The speaker list is up for the Board meeting tomorrow; not as packed as I thought with just four people on the waitlist. The majority of the speakers are speaking on high school boundaries (with several wanting to talk about Ballard High). There are only three of us speaking about the Green Dot resolution asking the City to not grant the zoning departures that Green Dot has requested. It's me, long-time watchdog, Chris Jackins, and the head of the Washington State Charter Schools Association, Patrick D'Amelio. (I knew Mr. D'Amelio when he headed the Alliance for Education and Big Brothers and Big Sisters; he's a stand-up guy.)
Comments
The Stevens story is a microcosm of the collapse of public schools. The decision is made to let disruptors and rejectors rule the school. Bad student behavior is necessarily the school's fault -- lack of resources, lack of cultural compentence, something -- and the only allowed remedy is to devote even more resources to the disruptors and rejectors.
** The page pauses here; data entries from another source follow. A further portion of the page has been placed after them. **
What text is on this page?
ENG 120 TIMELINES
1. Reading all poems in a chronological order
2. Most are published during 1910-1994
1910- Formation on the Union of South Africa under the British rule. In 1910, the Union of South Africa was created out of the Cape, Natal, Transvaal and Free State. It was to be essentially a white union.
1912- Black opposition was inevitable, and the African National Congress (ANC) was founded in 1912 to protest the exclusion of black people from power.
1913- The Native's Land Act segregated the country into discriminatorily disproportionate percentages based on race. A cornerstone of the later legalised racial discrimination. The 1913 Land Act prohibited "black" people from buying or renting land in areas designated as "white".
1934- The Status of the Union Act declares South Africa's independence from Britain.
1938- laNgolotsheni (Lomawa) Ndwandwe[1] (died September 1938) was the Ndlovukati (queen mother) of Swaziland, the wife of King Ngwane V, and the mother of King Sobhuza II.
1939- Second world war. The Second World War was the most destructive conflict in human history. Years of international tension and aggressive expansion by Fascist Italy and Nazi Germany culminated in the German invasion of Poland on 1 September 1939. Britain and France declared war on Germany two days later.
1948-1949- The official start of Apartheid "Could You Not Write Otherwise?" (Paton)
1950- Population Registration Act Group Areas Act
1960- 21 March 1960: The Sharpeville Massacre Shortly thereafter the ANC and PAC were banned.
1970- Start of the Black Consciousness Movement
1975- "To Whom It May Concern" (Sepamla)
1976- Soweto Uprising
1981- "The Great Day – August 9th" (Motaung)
That starts a predictable downward spiral of dysfunctional classrooms, demoralized and disappearing teachers, and more kids climbing on the rejector bandwagon because they see who is in charge and want to be with the winners. Stevens itself has a large cohort of Lexus-liberal parents with lots of resources who can with sufficient effort keep the ship upright. But it's easy to see how schools without that advantage sink quickly.
It seems to me that the writing is on the wall, and the public schools can't survive. Melissa and Charlie are like French generals in high-top black boots with monocles, pacing up and down the Maginot line, forever fighting the last war. Meanwhile, the silent majority of parents is silently looking for a way out. The public schools survive now based on a deep well of support from older people with fond memories of their own public school time, but no current contact with the schools, and no understanding that they are totally different now. As that generation passes, and the electorate consists more and more of people who personally experienced schools as they actually are now, the support won't be there. What lesson do you think the students are learning at Stevens? Don't bother to ask them; they know well that you stick to the PC catechism on pain of punishment. But they have lyin' eyes and private thoughts. What do you suppose they are?
To me, crony-capitalist looter charter schools seem like the fire outside the PC public school frying pan. A much better answer would be vouchers, to give parents real control. The next war is about what replaces public schools. A system like Medicare would be much better -- single payer but choose your own provider.
Final irony noted -- when the Clintons first won the White House, it was campaigning on "personal responsibility." Now Hillary apparently put her finger in the wind, and realized it really is all society's fault.
Anybody that thinks the Neolibs are going to do anything for public education has managed to ignore Arne Duncan.
This is the area where I have the least confidence in Ms. Clinton. And interestingly, the one solid area where neolibs and conservatives find agreement over the last 8 years.
More of the same? Not buying it. And otherwise, not a Clinton-hater.